Throughout Light in August, Faulkner explores the importance of memory amid the various layers of consciousness and thought that contribute to an action, motivation, or story. This approach gives us a more dynamic and complex understanding of character, gesturing to the parts of an individual that words cannot access or elucidate. For all the thoughts, impulses, and articulation that help define a person, there is always an unspoken element, the haunting record of the past that can never be expunged. Amid this seeming confusion, memory emerges as a potent and supreme form of knowledge, or personal truth. For Joe Christmas, memory consists of a painful personal history, an autobiography told not in facts and events but in an ever-present and instinctively referenced record of humiliation, abuse, and shame.

For Joe, memory is a burden that cannot be erased or escaped. No matter how far or fast he attempts to run from his past, it is always contained within him, in his conscious recollection of all that has transpired in his life and led to his fateful months residing in Jefferson. Rather than provide Joe with solid grounding from which to draw support and stability, his past is a chronicle of debasement in which he is systemically dehumanized—not only by those around him but also by his own actions. Instead of a unified and focused sense of self, Joe has a precarious lack of identity, which serves only as a backdrop for the gradual unraveling of his life. We see that Joe begins the gradual and inexorable hollowing of himself even in his formative years, and we see later see how this hollowing leads eventually to his violent rampages. With his own life and sense of self so emptied and devalued, mercilessly taking the lives of others becomes a tragic, if not inevitable, result. Ultimately, the mystery of Joe’s ambiguous identity is solved only when it is too late and no longer of any value to the troubled man.

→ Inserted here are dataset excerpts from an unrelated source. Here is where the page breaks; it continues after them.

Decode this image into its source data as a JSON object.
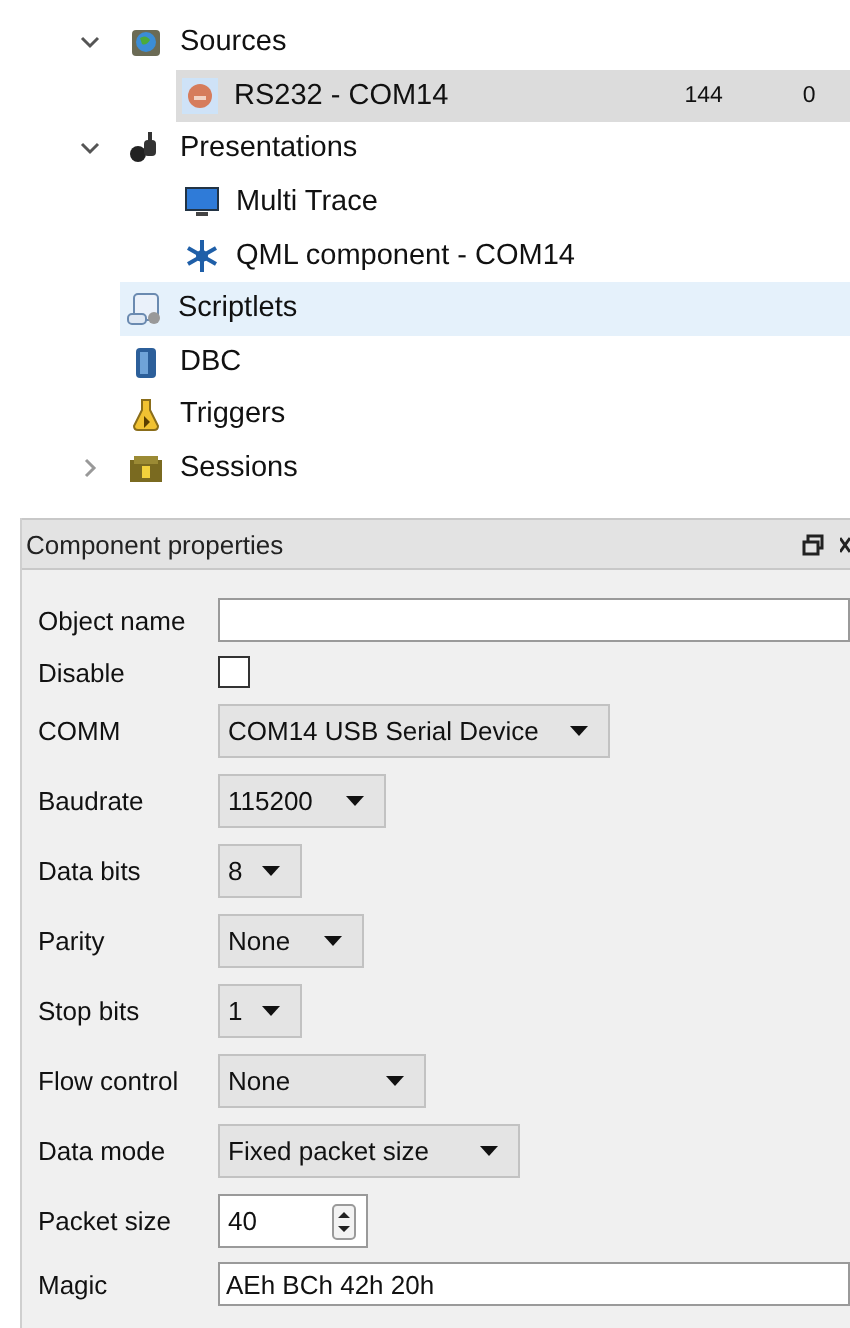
{
  "tree": [
    {
      "label": "Sources",
      "expanded": true,
      "selected": false,
      "highlighted": false,
      "children": [
        {
          "label": "RS232 - COM14",
          "selected": true,
          "highlighted": false,
          "column_2": "144",
          "column_3": "0"
        }
      ]
    },
    {
      "label": "Presentations",
      "expanded": true,
      "selected": false,
      "highlighted": false,
      "children": [
        {
          "label": "Multi Trace",
          "selected": false,
          "highlighted": false
        },
        {
          "label": "QML component - COM14",
          "selected": false,
          "highlighted": false
        }
      ]
    },
    {
      "label": "Scriptlets",
      "selected": false,
      "highlighted": true
    },
    {
      "label": "DBC",
      "selected": false,
      "highlighted": false
    },
    {
      "label": "Triggers",
      "selected": false,
      "highlighted": false
    },
    {
      "label": "Sessions",
      "expanded": false,
      "selected": false,
      "highlighted": false
    }
  ],
  "panel": {
    "title": "Component properties",
    "fields": [
      {
        "kind": "text",
        "label": "Object name"
      },
      {
        "kind": "checkbox",
        "label": "Disable",
        "checked": false
      },
      {
        "kind": "dropdown",
        "label": "COMM",
        "value": "COM14 USB Serial Device"
      },
      {
        "kind": "dropdown",
        "label": "Baudrate",
        "value": "115200"
      },
      {
        "kind": "dropdown",
        "label": "Data bits",
        "value": "8"
      },
      {
        "kind": "dropdown",
        "label": "Parity",
        "value": "None"
      },
      {
        "kind": "dropdown",
        "label": "Stop bits",
        "value": "1"
      },
      {
        "kind": "dropdown",
        "label": "Flow control",
        "value": "None"
      },
      {
        "kind": "dropdown",
        "label": "Data mode",
        "value": "Fixed packet size"
      },
      {
        "kind": "spinbox",
        "label": "Packet size",
        "value": "40"
      },
      {
        "kind": "text",
        "label": "Magic",
        "value": "AEh BCh 42h 20h"
      }
    ]
  }
}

Joe is an imprisoned subject, unable to fully embrace or embody his identity, yet unable to achieve the escape and release he desperately seeks. He longs to run away from the McEacherns but remains trapped and static. At one point, Faulkner, in one of a number of animal images associated with Joe, compares his protagonist to an eagle, “though he did not then know that, like the eagle, his own flesh as well as all space was still a cage.” Joe’s roiling and explosive anger is like that of a caged beast, pacing the borders of his imprisoned psyche, serving out a sentence both self-imposed and visited on him by a racist and dismissive society. Joe debases himself further in spurning the kindness and attention that his foster mother forces on him. After overturning the tray of food and throwing it in the corner, Joe’s hunger eventually outweighs his spite, and he is reduced to an animal, eating scraps from the floor.

Summary: Chapter 9

After a time, McEachern notices that Joe’s suit has been worn and realizes that his son is sneaking out at night. One night, he watches as Joe slithers down the rope outside his window and is picked up by a car. Hitching his team, McEachern is guided almost instinctively to the schoolhouse, where a dance is being held. He bursts in on the scene, calling Bobbie a harlot, and begins beating his son, who smashes a chair over his father’s head, killing him.

Joe rides his father’s horse back to the house, where he takes all the money his mother had been saving, hidden in a tin beneath a floor plank. Eventually abandoning the fatigued horse, Joe runs to Max and Mame’s house, where Bobbie is packed and ready to return to Memphis. Another man, a stranger, is present as well. The men ask Joe whether he thinks he has actually killed his foster father. Bobbie curses him for getting her into a potentially compromising situation and threatening Max and Mame’s prostitution business. Joe takes his mother’s money out and gives it to Bobbie as his proposal of marriage. She throws the offering back at him and calls him a “nigger son of a bitch.” The men set on him, beating him until Mame finally stops them.